В России ко времени монгольского завоевания представление о том, что свободные люди не платят прямых налогов, укоренилось практически только в Новгороде и Пскове. Здесь в X–XIII вв. эволюция налоговых и финансовых установлений происходит под сильным влиянием опыта Северной Европы, в первую очередь Ганзы[671]. После освобождения от монгольского налогового бремени российская фискальная система уже радикально отличается от европейской. Это характерный для восточных деспотий набор установлений, основанный на переписи и податной общине с круговой порукой. Он не предусматривает существования органов, которые представляют интересы налогоплательщиков[672]. Такая система позволяет максимизировать объем ресурсов, которые государство отбирает у крестьянского населения страны при помощи централизованной бюрократии и государственного принуждения.

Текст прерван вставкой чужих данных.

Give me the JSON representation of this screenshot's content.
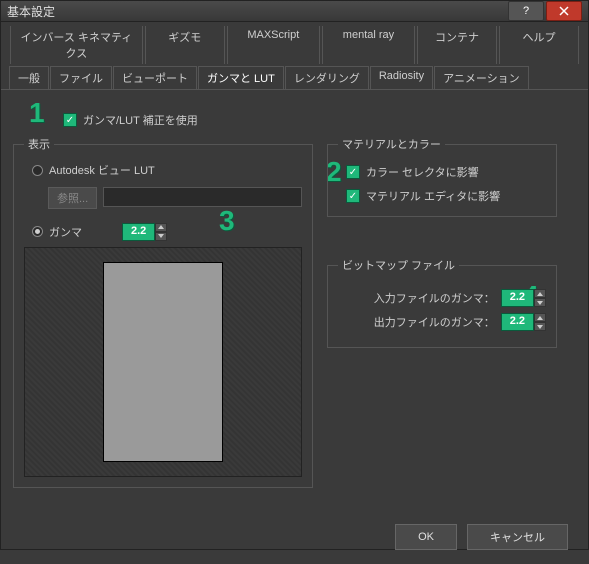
{
  "title": "基本設定",
  "menubar_row1": [
    "インバース キネマティクス",
    "ギズモ",
    "MAXScript",
    "mental ray",
    "コンテナ",
    "ヘルプ"
  ],
  "tabs": [
    "一般",
    "ファイル",
    "ビューポート",
    "ガンマと LUT",
    "レンダリング",
    "Radiosity",
    "アニメーション"
  ],
  "active_tab": "ガンマと LUT",
  "master_checkbox": "ガンマ/LUT 補正を使用",
  "groups": {
    "display": {
      "legend": "表示",
      "radio_lut": "Autodesk ビュー LUT",
      "browse": "参照...",
      "radio_gamma": "ガンマ",
      "gamma_value": "2.2"
    },
    "materials": {
      "legend": "マテリアルとカラー",
      "chk_color": "カラー セレクタに影響",
      "chk_mat": "マテリアル エディタに影響"
    },
    "bitmap": {
      "legend": "ビットマップ ファイル",
      "in_label": "入力ファイルのガンマ：",
      "out_label": "出力ファイルのガンマ：",
      "in_value": "2.2",
      "out_value": "2.2"
    }
  },
  "buttons": {
    "ok": "OK",
    "cancel": "キャンセル"
  },
  "annotations": {
    "a1": "1",
    "a2": "2",
    "a3": "3",
    "a4": "4"
  }
}
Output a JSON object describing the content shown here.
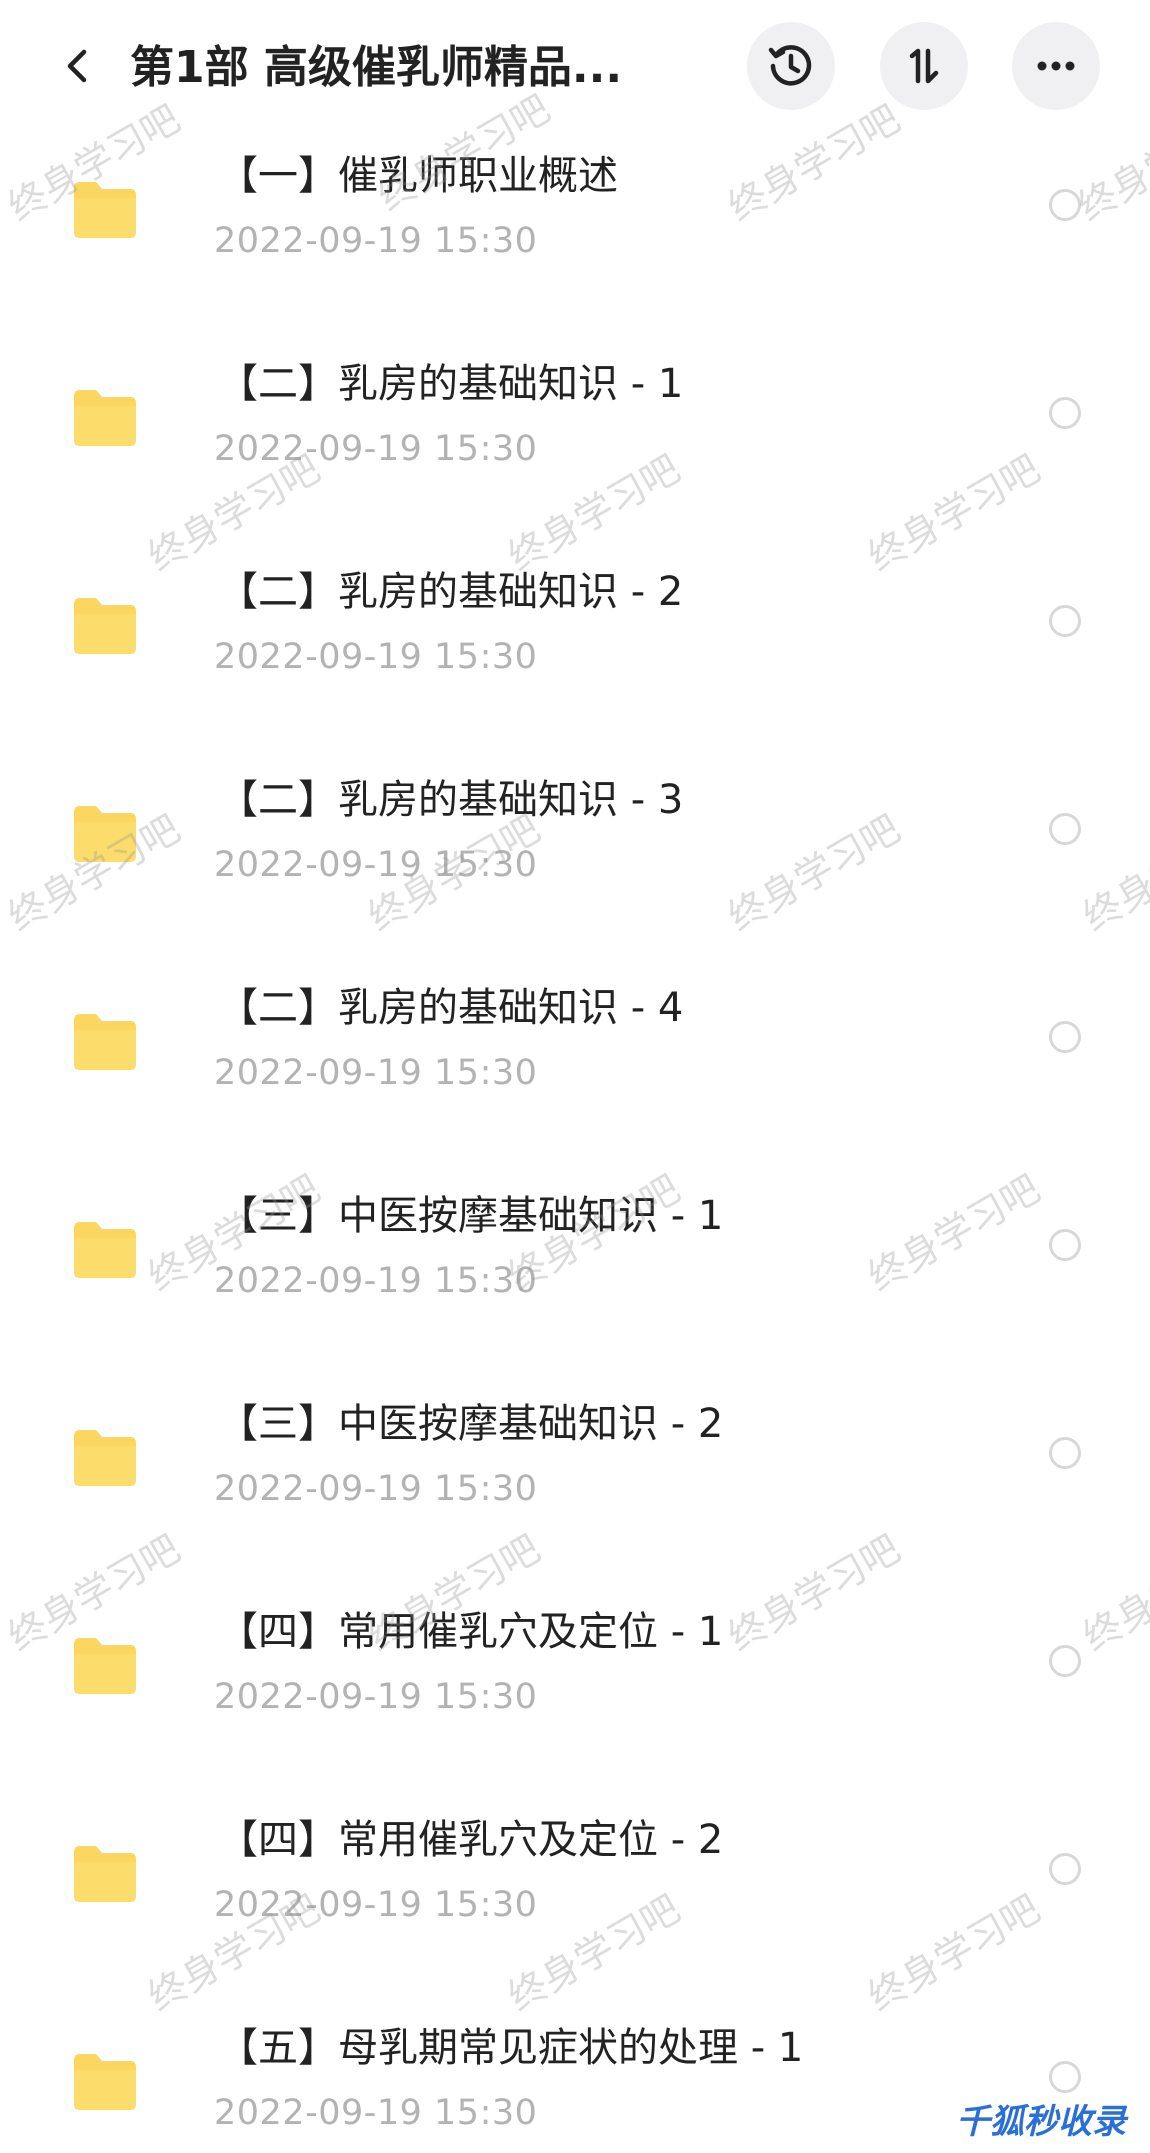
{
  "header": {
    "title": "第1部 高级催乳师精品...",
    "sort_label": "1↓"
  },
  "colors": {
    "folder": "#fbd660",
    "title_text": "#222222",
    "date_text": "#b3b3b3",
    "button_bg": "#f0f0f2"
  },
  "items": [
    {
      "title": "【一】催乳师职业概述",
      "date": "2022-09-19  15:30"
    },
    {
      "title": "【二】乳房的基础知识 - 1",
      "date": "2022-09-19  15:30"
    },
    {
      "title": "【二】乳房的基础知识 - 2",
      "date": "2022-09-19  15:30"
    },
    {
      "title": "【二】乳房的基础知识 - 3",
      "date": "2022-09-19  15:30"
    },
    {
      "title": "【二】乳房的基础知识 - 4",
      "date": "2022-09-19  15:30"
    },
    {
      "title": "【三】中医按摩基础知识 - 1",
      "date": "2022-09-19  15:30"
    },
    {
      "title": "【三】中医按摩基础知识 - 2",
      "date": "2022-09-19  15:30"
    },
    {
      "title": "【四】常用催乳穴及定位 - 1",
      "date": "2022-09-19  15:30"
    },
    {
      "title": "【四】常用催乳穴及定位 - 2",
      "date": "2022-09-19  15:30"
    },
    {
      "title": "【五】母乳期常见症状的处理 - 1",
      "date": "2022-09-19  15:30"
    }
  ],
  "watermark": "终身学习吧",
  "corner_logo": "千狐秒收录"
}
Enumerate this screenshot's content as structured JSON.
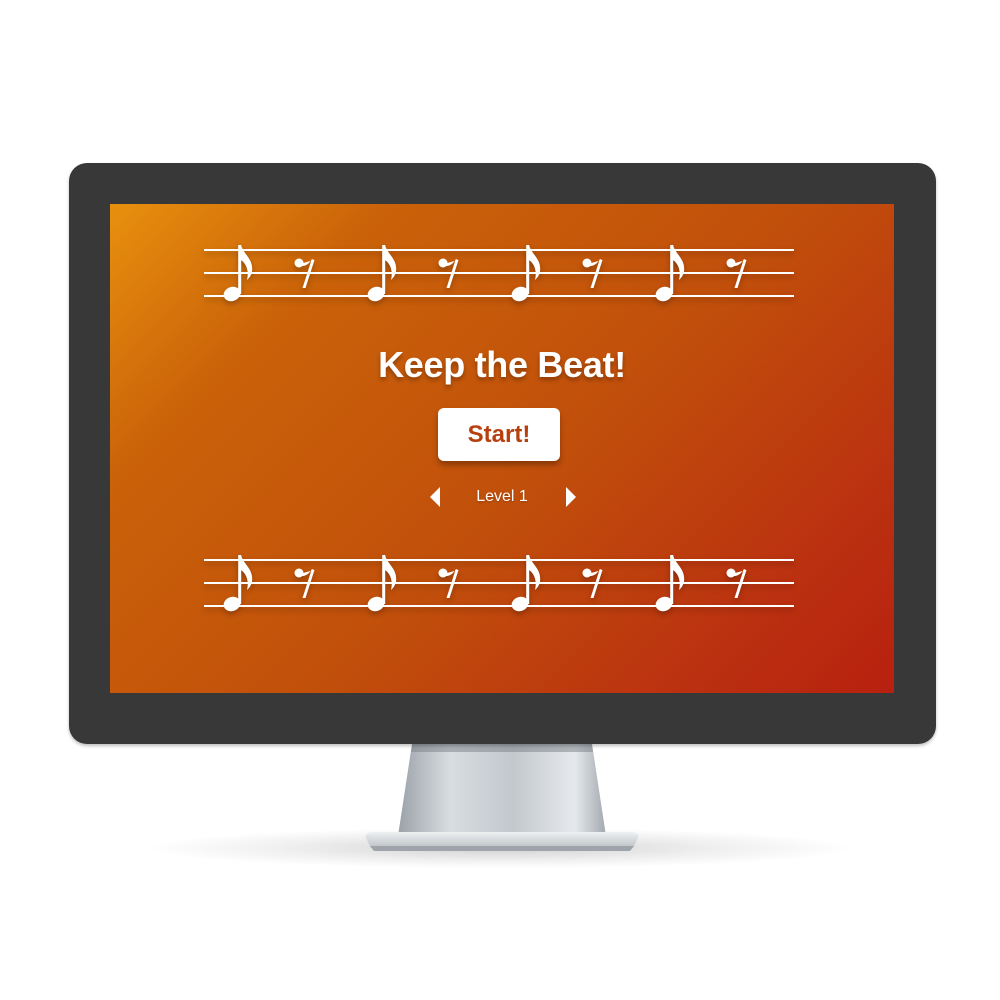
{
  "game": {
    "title": "Keep the Beat!",
    "start_label": "Start!",
    "level_label": "Level 1",
    "level_value": 1
  },
  "staff": {
    "pattern": [
      "eighth-note",
      "eighth-rest",
      "eighth-note",
      "eighth-rest",
      "eighth-note",
      "eighth-rest",
      "eighth-note",
      "eighth-rest"
    ],
    "line_count": 3
  },
  "icons": {
    "prev": "chevron-left-icon",
    "next": "chevron-right-icon",
    "note": "eighth-note-icon",
    "rest": "eighth-rest-icon"
  },
  "colors": {
    "screen_gradient_start": "#e8900e",
    "screen_gradient_end": "#b8200f",
    "bezel": "#383838",
    "start_text": "#b8400f",
    "foreground": "#ffffff"
  }
}
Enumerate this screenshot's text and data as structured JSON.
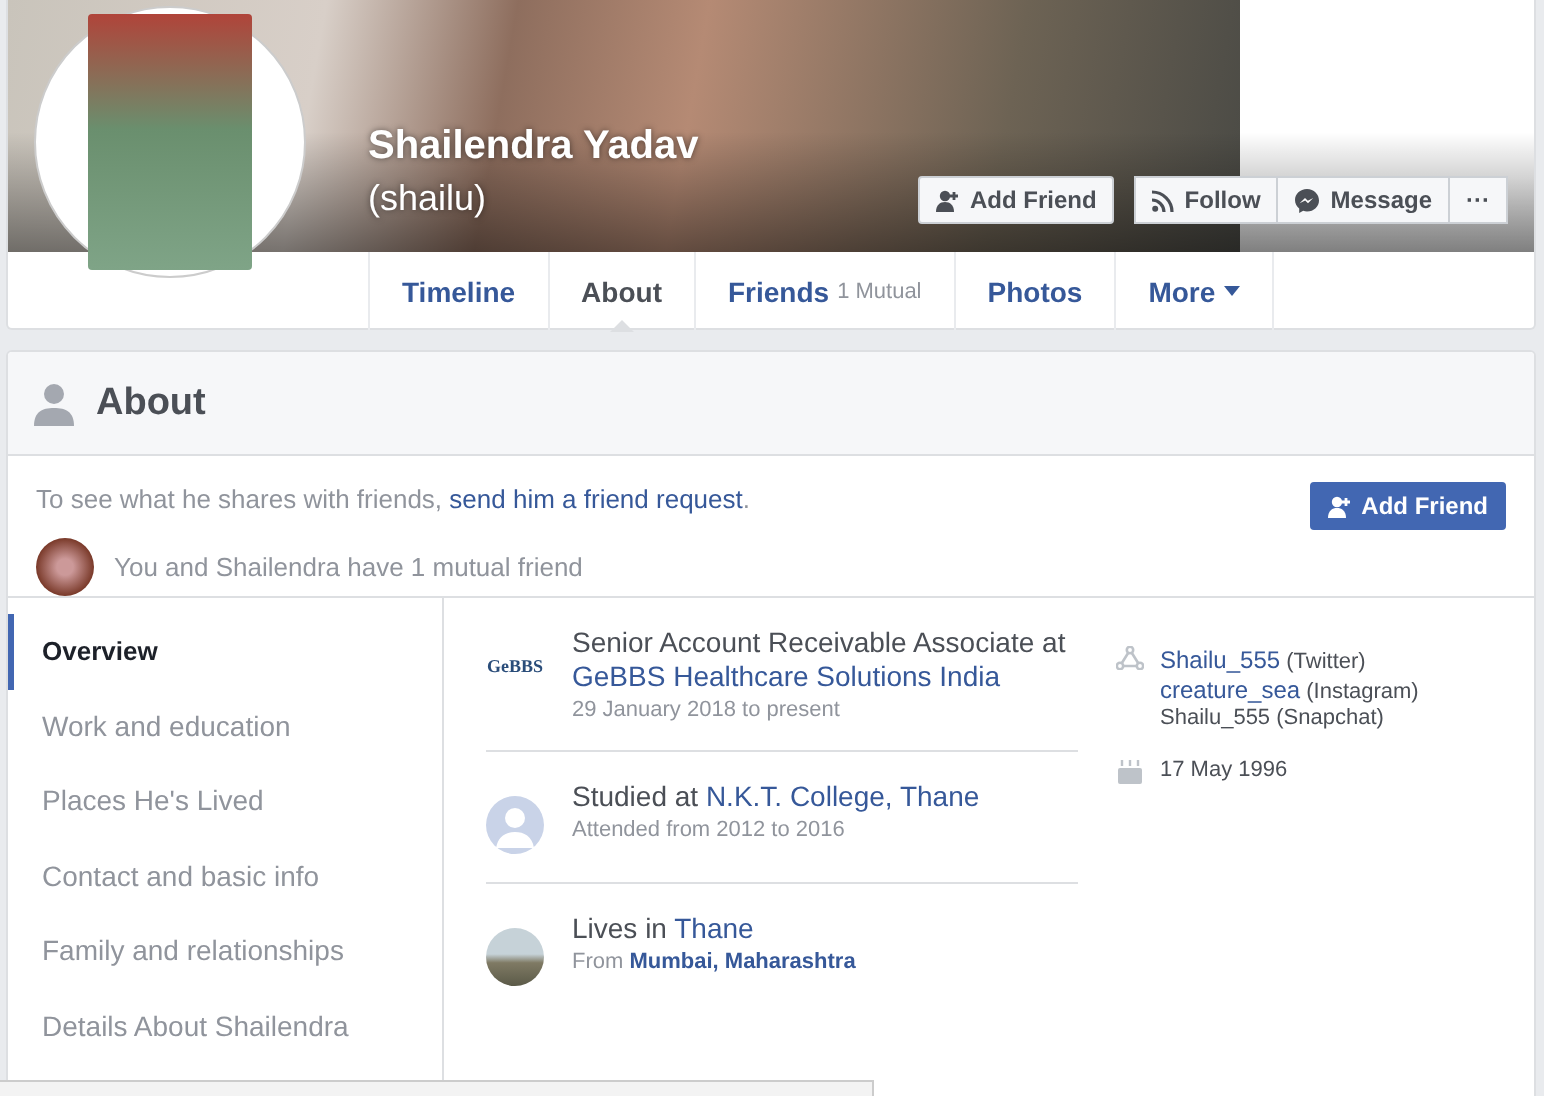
{
  "profile": {
    "name": "Shailendra Yadav",
    "nickname": "(shailu)",
    "buttons": [
      {
        "kind": "add-friend",
        "label": "Add Friend"
      },
      {
        "kind": "follow",
        "label": "Follow"
      },
      {
        "kind": "message",
        "label": "Message"
      },
      {
        "kind": "more",
        "label": "···"
      }
    ]
  },
  "tabs": [
    {
      "label": "Timeline",
      "selected": false
    },
    {
      "label": "About",
      "selected": true
    },
    {
      "label": "Friends",
      "count": "1 Mutual",
      "selected": false
    },
    {
      "label": "Photos",
      "selected": false
    },
    {
      "label": "More",
      "dropdown": true,
      "selected": false
    }
  ],
  "about": {
    "title": "About",
    "notice": "To see what he shares with friends, ",
    "notice_link": "send him a friend request",
    "notice_end": ".",
    "mutual": "You and Shailendra have 1 mutual friend",
    "add_friend": "Add Friend",
    "sections": [
      {
        "label": "Overview",
        "selected": true
      },
      {
        "label": "Work and education",
        "selected": false
      },
      {
        "label": "Places He's Lived",
        "selected": false
      },
      {
        "label": "Contact and basic info",
        "selected": false
      },
      {
        "label": "Family and relationships",
        "selected": false
      },
      {
        "label": "Details About Shailendra",
        "selected": false
      }
    ],
    "overview": [
      {
        "kind": "work",
        "logo_text": "GeBBS",
        "text": "Senior Account Receivable Associate at ",
        "link": "GeBBS Healthcare Solutions India",
        "detail": "29 January 2018 to present"
      },
      {
        "kind": "education",
        "text": "Studied at ",
        "link": "N.K.T. College, Thane",
        "detail": "Attended from 2012 to 2016"
      },
      {
        "kind": "place",
        "text": "Lives in ",
        "link": "Thane",
        "detail": "From ",
        "detail_link": "Mumbai, Maharashtra"
      }
    ],
    "contacts": [
      {
        "handle": "Shailu_555",
        "network": "(Twitter)",
        "linked": true
      },
      {
        "handle": "creature_sea",
        "network": "(Instagram)",
        "linked": true
      },
      {
        "handle": "Shailu_555",
        "network": "(Snapchat)",
        "linked": false
      }
    ],
    "birthday": "17 May 1996"
  }
}
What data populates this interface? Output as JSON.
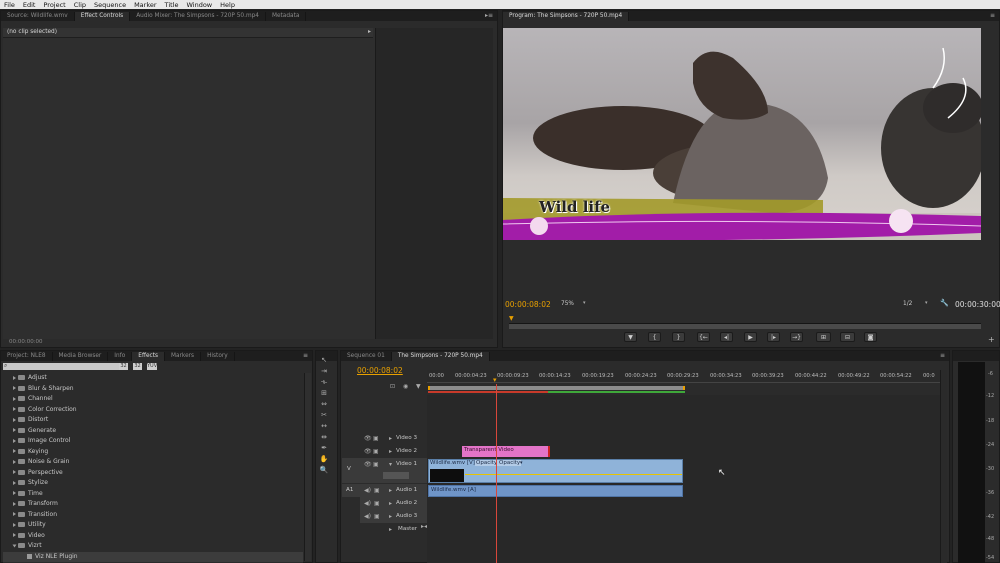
{
  "menu": [
    "File",
    "Edit",
    "Project",
    "Clip",
    "Sequence",
    "Marker",
    "Title",
    "Window",
    "Help"
  ],
  "source_panel": {
    "tabs": [
      "Source: Wildlife.wmv",
      "Effect Controls",
      "Audio Mixer: The Simpsons - 720P 50.mp4",
      "Metadata"
    ],
    "active_tab": 1,
    "status": "(no clip selected)",
    "timecode": "00:00:00:00"
  },
  "program_panel": {
    "tab": "Program: The Simpsons - 720P 50.mp4",
    "title_overlay": "Wild life",
    "timecode_current": "00:00:08:02",
    "zoom": "75%",
    "resolution": "1/2",
    "timecode_duration": "00:00:30:00"
  },
  "project_panel": {
    "tabs": [
      "Project: NLE8",
      "Media Browser",
      "Info",
      "Effects",
      "Markers",
      "History"
    ],
    "active_tab": 3,
    "search_placeholder": "",
    "folders": [
      "Adjust",
      "Blur & Sharpen",
      "Channel",
      "Color Correction",
      "Distort",
      "Generate",
      "Image Control",
      "Keying",
      "Noise & Grain",
      "Perspective",
      "Stylize",
      "Time",
      "Transform",
      "Transition",
      "Utility",
      "Video",
      "Vizrt"
    ],
    "plugin": "Viz NLE Plugin"
  },
  "timeline": {
    "tabs": [
      "Sequence 01",
      "The Simpsons - 720P 50.mp4"
    ],
    "active_tab": 1,
    "timecode": "00:00:08:02",
    "ruler": [
      "00:00",
      "00:00:04:23",
      "00:00:09:23",
      "00:00:14:23",
      "00:00:19:23",
      "00:00:24:23",
      "00:00:29:23",
      "00:00:34:23",
      "00:00:39:23",
      "00:00:44:22",
      "00:00:49:22",
      "00:00:54:22",
      "00:0"
    ],
    "tracks": {
      "video3": "Video 3",
      "video2": "Video 2",
      "video1": "Video 1",
      "audio1": "Audio 1",
      "audio2": "Audio 2",
      "audio3": "Audio 3",
      "master": "Master"
    },
    "v_label": "V",
    "a_label": "A1",
    "clips": {
      "transparent": "Transparent Video",
      "wildlife_video": "Wildlife.wmv [V]",
      "opacity1": "Opacity",
      "opacity2": "Opacity",
      "wildlife_audio": "Wildlife.wmv [A]"
    }
  },
  "meter": {
    "labels": [
      "-6",
      "-12",
      "-18",
      "-24",
      "-30",
      "-36",
      "-42",
      "-48",
      "-54"
    ]
  },
  "colors": {
    "accent": "#e8a000",
    "playhead": "#d8473b",
    "video_clip": "#8fb3d9",
    "audio_clip": "#6f95c8",
    "transparent_clip": "#e374c8"
  }
}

Еще один результат ига – изменение роли общины. Из механизма крестьянской самоорганизации и взаимопомощи она превращается в инструмент государственного принуждения[673]. Как и везде, круговая порука в России препятствует повышению эффективности сельскохозяйственного производства: для крестьянских хозяйств рост урожая оборачивается увеличением налоговых изъятий[674]. Поскольку обязательства перед государством несет вся община, а земля остается главным ресурсом, позволяющим их выполнять, со временем обычным делом становятся регулярные переделы земли[675]. Укоренившись в России, этот порядок не стимулирует усилия крестьянских хозяйств повышать плодородие почвы. П. Милюков пишет: “Если правительство отказывается само определить долю участия каждого в государственных тягостях, очевидно, оно признает этим свое бессилие в самой важной для него области управления; если оно прибегает к круговой поруке как к средству закрепить за собой плательщиков, очевидно, оно не надеется удержать этих плательщиков на месте собственными силами или влиянием их личного интереса: очевидно, оно требует от них больше, чем они в силах дать. Итак, смысл тяглой организации русского населения сводится к тем же характерным чертам, какие мы отметили вообще относительно русской общественной организации: она есть соединенный результат экономической неразвитости России и непропорционального развития ее государственных потребностей, созданных внешней нуждой или внешней политикой… Одна черта оставалась незыблемой с XIV и по наш век: правительственные налоги постоянно раскладывались между собой самими плательщиками, членами тяглой общины… Как бы эти налоги ни назывались, какой бы предмет обложения ни имела в виду казна, – мы уже будем знать, что, раз взимание налога попадет в руки тяглой общины и ее представителей, все равно, всякий налог сольется в общую сумму и превратится в налог с тягла, с земельной доли, доставшейся (от общества или по наследству, покупке и т. п.) каждому домохозяину”[676].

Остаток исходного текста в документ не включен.